By MarEx 2015-11-16 14:44:44

A new long-distance towing vessel has been launched by Niigata Shipyard for ALP Maritime Services. ALP Striker is the next generation of long distance towing, positioning and hook-up vessels, says its owner. 

The vessel is designed for towing ultra-large objects such as FPSOs and FLNGs from their construction yard to their offshore installation site. The construction yards are often in the Far East and SE Asia, and the destinations can be anywhere between Australia/SE Asia to West Africa, Brazil, US Gulf and the North Sea. 

Due to the towing distance required, towing vessels that have a large fuel capacity are required to make the transit, preferably non-stop.

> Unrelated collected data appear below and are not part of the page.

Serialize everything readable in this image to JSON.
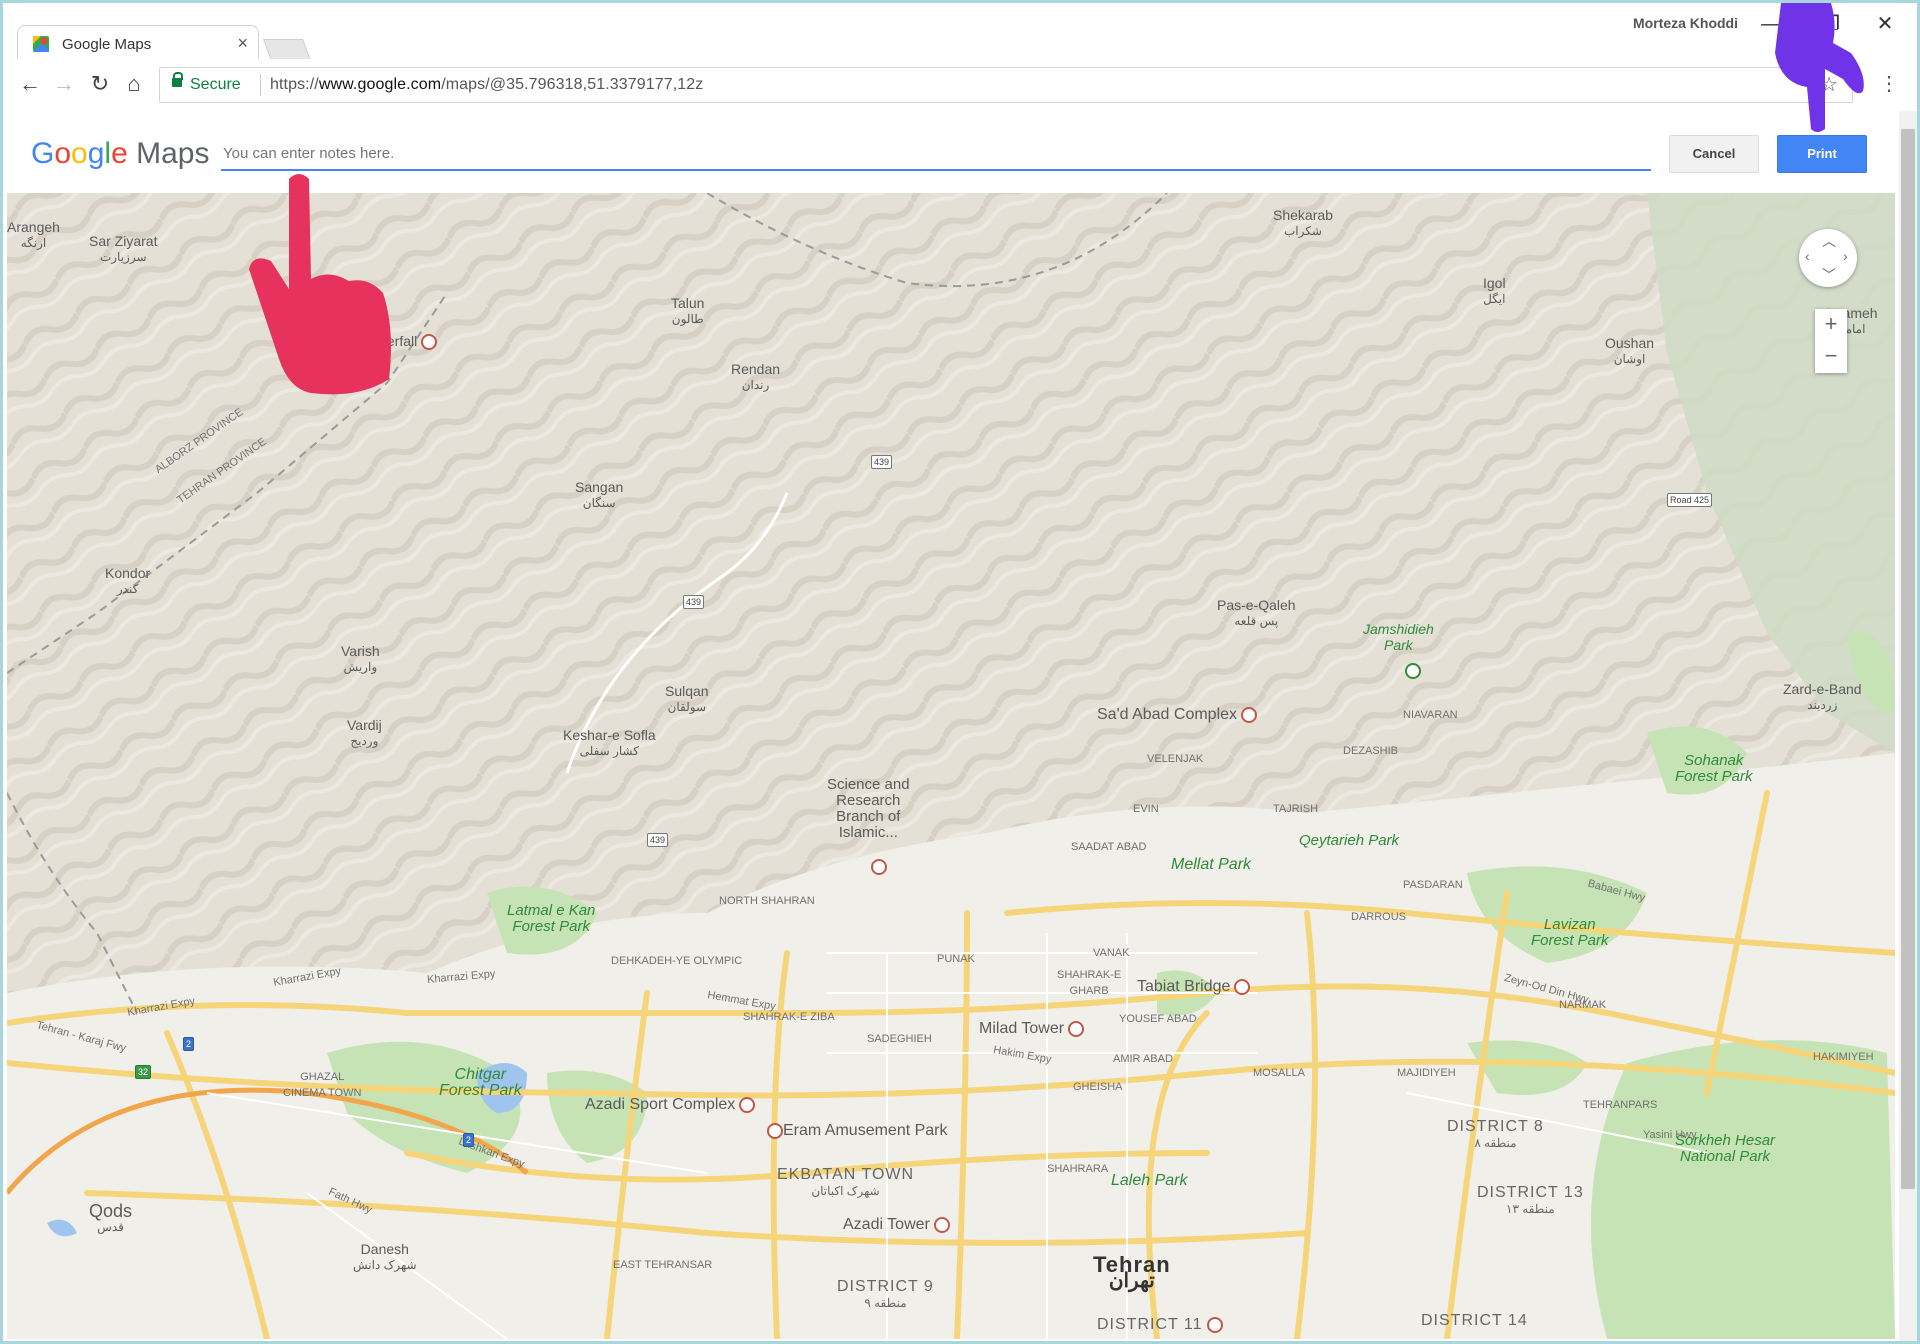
{
  "browser": {
    "tab_title": "Google Maps",
    "tab_close": "×",
    "username": "Morteza Khoddi",
    "window_minimize": "—",
    "window_maximize": "❐",
    "window_close": "✕",
    "back": "←",
    "forward": "→",
    "reload": "↻",
    "home": "⌂",
    "secure_label": "Secure",
    "url_scheme": "https://",
    "url_host": "www.google.com",
    "url_path": "/maps/@35.796318,51.3379177,12z",
    "bookmark": "☆",
    "menu": "⋮"
  },
  "print_header": {
    "logo_google": "Google",
    "logo_maps": "Maps",
    "notes_placeholder": "You can enter notes here.",
    "cancel_label": "Cancel",
    "print_label": "Print"
  },
  "map_controls": {
    "zoom_in": "+",
    "zoom_out": "−"
  },
  "map": {
    "labels": {
      "arangeh": "Arangeh",
      "arangeh_fa": "ارنگه",
      "sar_ziyarat": "Sar Ziyarat",
      "sar_ziyarat_fa": "سرزیارت",
      "waterfall": "terfall",
      "talun": "Talun",
      "talun_fa": "طالون",
      "rendan": "Rendan",
      "rendan_fa": "رندان",
      "shekarab": "Shekarab",
      "shekarab_fa": "شکراب",
      "igol": "Igol",
      "igol_fa": "ایگل",
      "imameh": "Imameh",
      "imameh_fa": "امامه",
      "oushan": "Oushan",
      "oushan_fa": "اوشان",
      "sangan": "Sangan",
      "sangan_fa": "سنگان",
      "kondor": "Kondor",
      "kondor_fa": "کندر",
      "varish": "Varish",
      "varish_fa": "واریش",
      "vardij": "Vardij",
      "vardij_fa": "وردیج",
      "sulqan": "Sulqan",
      "sulqan_fa": "سولقان",
      "keshar": "Keshar-e Sofla",
      "keshar_fa": "کشار سفلی",
      "pas_e_qaleh": "Pas-e-Qaleh",
      "pas_e_qaleh_fa": "پس قلعه",
      "jamshidieh": "Jamshidieh\nPark",
      "zard_e_band": "Zard-e-Band",
      "zard_e_band_fa": "زردبند",
      "saad_abad": "Sa'd Abad Complex",
      "science": "Science and\nResearch\nBranch of\nIslamic...",
      "sohanak": "Sohanak\nForest Park",
      "qeytarieh": "Qeytarieh Park",
      "mellat": "Mellat Park",
      "latmal": "Latmal e Kan\nForest Park",
      "lavizan": "Lavizan\nForest Park",
      "tabiat": "Tabiat Bridge",
      "milad": "Milad Tower",
      "chitgar": "Chitgar\nForest Park",
      "azadi_sport": "Azadi Sport Complex",
      "eram": "Eram Amusement Park",
      "ekbatan": "EKBATAN TOWN",
      "ekbatan_fa": "شهرک اکباتان",
      "azadi_tower": "Azadi Tower",
      "laleh": "Laleh Park",
      "district8": "DISTRICT 8",
      "district8_fa": "منطقه ۸",
      "district13": "DISTRICT 13",
      "district13_fa": "منطقه ۱۳",
      "sorkheh": "Sorkheh Hesar\nNational Park",
      "qods": "Qods",
      "qods_fa": "قدس",
      "danesh": "Danesh",
      "danesh_fa": "شهرک دانش",
      "district9": "DISTRICT 9",
      "district9_fa": "منطقه ۹",
      "tehran": "Tehran",
      "tehran_fa": "تهران",
      "district11": "DISTRICT 11",
      "district14": "DISTRICT 14",
      "alborz_province": "ALBORZ PROVINCE",
      "tehran_province": "TEHRAN PROVINCE",
      "kharrazi1": "Kharrazi Expy",
      "kharrazi2": "Kharrazi Expy",
      "tehran_karaj": "Tehran - Karaj Fwy",
      "hemmat": "Hemmat Expy",
      "niyayesh": "Niayesh Expy",
      "hakim": "Hakim Expy",
      "babaei": "Babaei Hwy",
      "lashkari": "Lashkari Expy",
      "fath": "Fath Hwy",
      "zeyn": "Zeyn-Od Din Hwy",
      "yasini": "Yasini Hwy",
      "shahid_kharrazi": "Kharrazi Expy",
      "r439a": "439",
      "r439b": "439",
      "r439c": "439",
      "road425": "Road 425",
      "r2a": "2",
      "r2b": "2",
      "r32": "32",
      "velenjak": "VELENJAK",
      "evin": "EVIN",
      "dezashib": "DEZASHIB",
      "niavaran": "NIAVARAN",
      "tajrish": "TAJRISH",
      "saadat_abad": "SAADAT ABAD",
      "pasdaran": "PASDARAN",
      "darrous": "DARROUS",
      "vanak": "VANAK",
      "shahrak_gharb": "SHAHRAK-E\nGHARB",
      "sadeghieh": "SADEGHIEH",
      "yousef_abad": "YOUSEF ABAD",
      "amir_abad": "AMIR ABAD",
      "mosalla": "MOSALLA",
      "majidiyeh": "MAJIDIYEH",
      "narmak": "NARMAK",
      "tehranpars": "TEHRANPARS",
      "hakimiyeh": "HAKIMIYEH",
      "shahrara": "SHAHRARA",
      "east_tehransar": "EAST TEHRANSAR",
      "gheisha": "GHEISHA",
      "ghazal": "GHAZAL\nCINEMA TOWN",
      "north_shahran": "NORTH SHAHRAN",
      "dehkadeh": "DEHKADEH-YE OLYMPIC",
      "punak": "PUNAK",
      "sharak_ziba": "SHAHRAK-E ZIBA",
      "saadat_abad2": "SAADAT ABAD"
    }
  }
}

“FPSOs and FLNGs have been and still are increasing in size and weight over the past two decades and the workscope for towage (transport) vessels has changed,” says Paul Mulder, CEO for the vessel’s owner, ALP Maritime Services B.V. “We established that the existing fleet of straightforward towing vessels was no longer adequate for the task. They are not versatile enough anymore and become marginal in their fuel capacity, bollard pull and lacking redundancy on the vessel’s main systems.

“Clients want to combine the towage with the positioning and hook-up operations and often have an internal requirement for a DP II vessel to be allowed to participate in that scope of work. Most towing vessels do not offer that, and as a result a separate spread of AHTS would be required for the hook-up,” says Mulder. “By building a high-spec vessel complying with DNV DYNPOS AUTR notation we offer our clients a vessel that can continue in the positioning / hook-up operation on arrival at site. This offers a considerable economic advantage.”

The 89m vessel has a bollard pull of 306 tons to accommodate the need to tow larger, heavier units. These vessels do not necessarily have good seakeeping characteristics when towed. For example, box-shaped FPSOs such as Dalia and Pazflor need more powerful vessels to achieve a reasonable transit speed, says Mulder.
“When objects become so large that more than two vessels are required for the tow, preferably we use DP II vessels offering redundancy on the vessel’s main systems. DP II is not only an important feature for installation, but also requires a vessel to have back-up on all main propulsions systems, which is also enhancing the safety of the towing operation,” he says.

“We decided to increase our vessel’s capacity by 50 percent compared to our competition. This enables us to perform any job with two tugs, while our competitors need three tugs.”